The challenge of the primary-secondary school transition: the vocabulary of science

I will present an ongoing project researching the linguistic challenges facing school students when they move from primary to secondary school[i], based on data gathered in the north of England. Our team have worked with five secondary schools and eight primary schools to build corpora that aim to represent the language encountered by students in Years 5-6, and in Years 7-8, in academic contexts. We aim to develop a detailed description at the lexical, grammatical and discourse levels of the spoken and written language of Key Stage 3, contrasted with Key Stage 2 and with language outside the school. Our database allows for comparisons at the broadest level between late KS2 and early KS3, between separate year groups, and between individual subjects at different levels, and we are working on a number of such studies.

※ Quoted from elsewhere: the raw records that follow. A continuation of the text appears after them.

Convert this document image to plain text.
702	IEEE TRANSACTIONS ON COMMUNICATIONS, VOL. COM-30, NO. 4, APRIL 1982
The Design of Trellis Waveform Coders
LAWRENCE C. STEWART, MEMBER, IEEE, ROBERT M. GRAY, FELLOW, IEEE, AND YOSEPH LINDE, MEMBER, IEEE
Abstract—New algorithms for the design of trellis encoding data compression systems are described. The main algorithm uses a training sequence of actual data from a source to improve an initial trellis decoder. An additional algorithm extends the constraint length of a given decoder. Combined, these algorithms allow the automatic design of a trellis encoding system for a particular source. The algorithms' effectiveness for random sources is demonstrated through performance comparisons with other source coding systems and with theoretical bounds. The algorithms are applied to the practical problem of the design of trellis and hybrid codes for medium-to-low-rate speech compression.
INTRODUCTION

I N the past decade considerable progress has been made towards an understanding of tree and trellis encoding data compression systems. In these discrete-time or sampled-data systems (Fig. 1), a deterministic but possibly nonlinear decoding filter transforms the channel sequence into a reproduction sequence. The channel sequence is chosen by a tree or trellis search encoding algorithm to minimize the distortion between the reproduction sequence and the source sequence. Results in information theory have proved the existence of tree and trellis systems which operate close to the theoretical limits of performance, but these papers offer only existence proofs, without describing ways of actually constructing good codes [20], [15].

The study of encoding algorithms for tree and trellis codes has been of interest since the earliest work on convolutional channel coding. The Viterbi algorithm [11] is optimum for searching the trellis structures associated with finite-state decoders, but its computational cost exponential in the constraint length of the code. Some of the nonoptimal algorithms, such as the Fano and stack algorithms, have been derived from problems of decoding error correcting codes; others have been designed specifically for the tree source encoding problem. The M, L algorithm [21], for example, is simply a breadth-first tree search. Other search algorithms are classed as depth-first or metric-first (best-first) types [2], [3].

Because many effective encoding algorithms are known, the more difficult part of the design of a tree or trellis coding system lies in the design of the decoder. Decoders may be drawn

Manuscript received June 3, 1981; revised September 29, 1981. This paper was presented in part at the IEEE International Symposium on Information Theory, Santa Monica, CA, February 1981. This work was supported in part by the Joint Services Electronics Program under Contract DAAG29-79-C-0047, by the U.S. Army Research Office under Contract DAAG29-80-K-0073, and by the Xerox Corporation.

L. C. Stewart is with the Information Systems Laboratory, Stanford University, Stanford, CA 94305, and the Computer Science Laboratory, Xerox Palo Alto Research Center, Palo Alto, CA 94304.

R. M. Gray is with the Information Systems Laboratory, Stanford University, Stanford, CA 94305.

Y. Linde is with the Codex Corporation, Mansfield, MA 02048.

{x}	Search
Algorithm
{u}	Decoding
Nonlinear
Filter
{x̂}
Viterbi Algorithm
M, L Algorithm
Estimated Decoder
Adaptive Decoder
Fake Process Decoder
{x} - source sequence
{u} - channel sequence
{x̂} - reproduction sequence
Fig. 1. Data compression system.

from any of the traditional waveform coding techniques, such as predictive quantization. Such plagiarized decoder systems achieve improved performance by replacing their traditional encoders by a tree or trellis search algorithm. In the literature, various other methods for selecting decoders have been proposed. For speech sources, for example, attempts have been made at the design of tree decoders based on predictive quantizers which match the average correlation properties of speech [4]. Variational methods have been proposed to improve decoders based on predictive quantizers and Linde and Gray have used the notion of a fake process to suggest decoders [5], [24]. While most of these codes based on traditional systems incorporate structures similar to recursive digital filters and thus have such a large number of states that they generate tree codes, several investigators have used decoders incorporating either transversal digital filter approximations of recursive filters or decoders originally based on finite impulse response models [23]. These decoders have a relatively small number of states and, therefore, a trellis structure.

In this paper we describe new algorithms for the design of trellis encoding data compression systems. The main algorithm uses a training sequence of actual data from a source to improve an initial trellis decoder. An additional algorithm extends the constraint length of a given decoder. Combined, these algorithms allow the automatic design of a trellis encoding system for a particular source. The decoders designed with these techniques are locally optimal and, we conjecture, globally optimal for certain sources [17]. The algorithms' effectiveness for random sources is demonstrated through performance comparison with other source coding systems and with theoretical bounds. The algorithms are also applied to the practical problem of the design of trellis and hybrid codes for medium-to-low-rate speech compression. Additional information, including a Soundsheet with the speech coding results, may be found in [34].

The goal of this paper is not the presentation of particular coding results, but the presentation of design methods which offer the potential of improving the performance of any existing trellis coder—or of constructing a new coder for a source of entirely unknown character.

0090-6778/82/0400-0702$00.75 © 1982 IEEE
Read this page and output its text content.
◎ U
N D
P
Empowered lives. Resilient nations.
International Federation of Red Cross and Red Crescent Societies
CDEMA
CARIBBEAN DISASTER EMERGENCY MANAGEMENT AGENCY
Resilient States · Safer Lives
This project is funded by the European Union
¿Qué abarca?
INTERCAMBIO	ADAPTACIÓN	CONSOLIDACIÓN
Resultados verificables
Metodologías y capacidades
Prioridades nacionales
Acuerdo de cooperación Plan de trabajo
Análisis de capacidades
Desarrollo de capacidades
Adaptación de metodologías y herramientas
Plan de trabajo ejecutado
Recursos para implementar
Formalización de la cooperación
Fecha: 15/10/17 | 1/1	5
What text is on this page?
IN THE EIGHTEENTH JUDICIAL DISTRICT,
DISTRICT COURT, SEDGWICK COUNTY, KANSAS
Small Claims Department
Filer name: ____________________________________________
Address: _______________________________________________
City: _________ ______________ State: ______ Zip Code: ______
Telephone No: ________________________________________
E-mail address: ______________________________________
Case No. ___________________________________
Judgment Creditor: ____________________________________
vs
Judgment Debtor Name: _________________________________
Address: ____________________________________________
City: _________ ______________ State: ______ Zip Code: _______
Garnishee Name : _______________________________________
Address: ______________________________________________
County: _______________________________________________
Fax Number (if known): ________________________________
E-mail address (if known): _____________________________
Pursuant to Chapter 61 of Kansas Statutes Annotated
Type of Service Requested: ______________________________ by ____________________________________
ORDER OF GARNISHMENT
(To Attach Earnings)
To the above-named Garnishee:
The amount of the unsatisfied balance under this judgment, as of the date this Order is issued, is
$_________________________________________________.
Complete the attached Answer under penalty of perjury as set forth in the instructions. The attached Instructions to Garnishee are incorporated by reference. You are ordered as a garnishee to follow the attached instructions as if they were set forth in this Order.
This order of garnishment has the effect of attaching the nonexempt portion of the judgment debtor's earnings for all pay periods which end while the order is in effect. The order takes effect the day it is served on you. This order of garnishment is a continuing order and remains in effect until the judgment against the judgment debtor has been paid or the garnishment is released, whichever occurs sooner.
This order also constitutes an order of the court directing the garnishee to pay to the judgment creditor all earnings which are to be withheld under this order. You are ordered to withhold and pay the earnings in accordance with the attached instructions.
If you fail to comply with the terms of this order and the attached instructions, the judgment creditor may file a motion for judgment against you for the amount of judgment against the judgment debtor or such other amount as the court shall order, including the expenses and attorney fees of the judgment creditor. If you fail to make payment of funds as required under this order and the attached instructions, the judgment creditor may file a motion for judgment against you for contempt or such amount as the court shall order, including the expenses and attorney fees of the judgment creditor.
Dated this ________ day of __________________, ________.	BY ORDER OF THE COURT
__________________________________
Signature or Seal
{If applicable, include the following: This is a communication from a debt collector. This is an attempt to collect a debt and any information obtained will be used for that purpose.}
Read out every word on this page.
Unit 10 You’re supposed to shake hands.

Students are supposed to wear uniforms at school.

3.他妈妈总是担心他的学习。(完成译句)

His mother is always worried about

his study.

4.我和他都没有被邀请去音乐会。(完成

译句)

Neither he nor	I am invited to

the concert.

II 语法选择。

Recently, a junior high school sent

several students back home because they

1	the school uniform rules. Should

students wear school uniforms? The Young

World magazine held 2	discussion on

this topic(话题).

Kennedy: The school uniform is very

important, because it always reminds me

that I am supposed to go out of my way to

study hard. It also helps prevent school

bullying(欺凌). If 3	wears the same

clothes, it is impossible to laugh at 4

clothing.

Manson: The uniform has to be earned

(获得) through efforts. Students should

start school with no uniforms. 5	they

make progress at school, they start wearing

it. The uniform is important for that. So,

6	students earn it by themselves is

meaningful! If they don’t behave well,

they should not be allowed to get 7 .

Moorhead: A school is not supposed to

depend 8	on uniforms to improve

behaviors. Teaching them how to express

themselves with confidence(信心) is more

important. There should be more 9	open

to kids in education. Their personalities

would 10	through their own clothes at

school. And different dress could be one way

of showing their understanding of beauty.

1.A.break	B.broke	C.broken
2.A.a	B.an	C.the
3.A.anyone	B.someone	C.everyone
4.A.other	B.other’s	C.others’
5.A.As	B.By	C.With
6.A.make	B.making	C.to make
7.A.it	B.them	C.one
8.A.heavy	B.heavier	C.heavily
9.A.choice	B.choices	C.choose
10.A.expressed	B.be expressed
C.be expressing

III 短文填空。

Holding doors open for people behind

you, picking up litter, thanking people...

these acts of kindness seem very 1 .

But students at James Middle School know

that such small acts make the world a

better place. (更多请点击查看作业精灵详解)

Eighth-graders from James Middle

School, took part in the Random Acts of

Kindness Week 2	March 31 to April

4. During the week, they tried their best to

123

This talk will focus on the science corpora, and in particular on the issue of word meaning. Polysemy in academic vocabulary is a known phenomenon, with many words having an academic meaning and a related, more general meaning. For example, expand has the general meaning of ‘get bigger’ in non-academic discourse and a precise meaning when describing an algebraic process. I identified the most frequent lexical words in our KS2 and KS3 science corpora, and keywords of each compared with each other and with a reference corpus. I used concordance and collocation analysis, and tools such as WordSketch to develop descriptions of use and meaning of the frequent lexical words in KS2 and KS3 science. I show that potentially problematic polysemy is very widespread, with almost all frequent school science lexis having more specialised and narrow academic meanings in KS3 than in KS2 or non-school language. Examples are cell, force, energy and reaction, ranked 1, 2, 5 and 6 in frequency of lexical words in KS3 science. Even where words appear to have the same meanings as in everyday language, such as water and light (ranked 3 and 4), there is a subtle difference in use, from contained, tangible instantiations in everyday language, to generalisations and abstractions in the language of science. In contrast, technical scientific words that are rarely used outside school (such as photosynthesis) are not especially frequent, and are almost always glossed by teachers. I argue that the vocabulary challenge of secondary school science lies in the move from concrete to abstract explanation, with the shift in meanings of everyday lexis that is entailed, rather than in the accumulation of new technical lexis.


[i] The linguistic challenge of the transition from primary school to secondary school, funded by ESRC, grant number ES/R006687/1.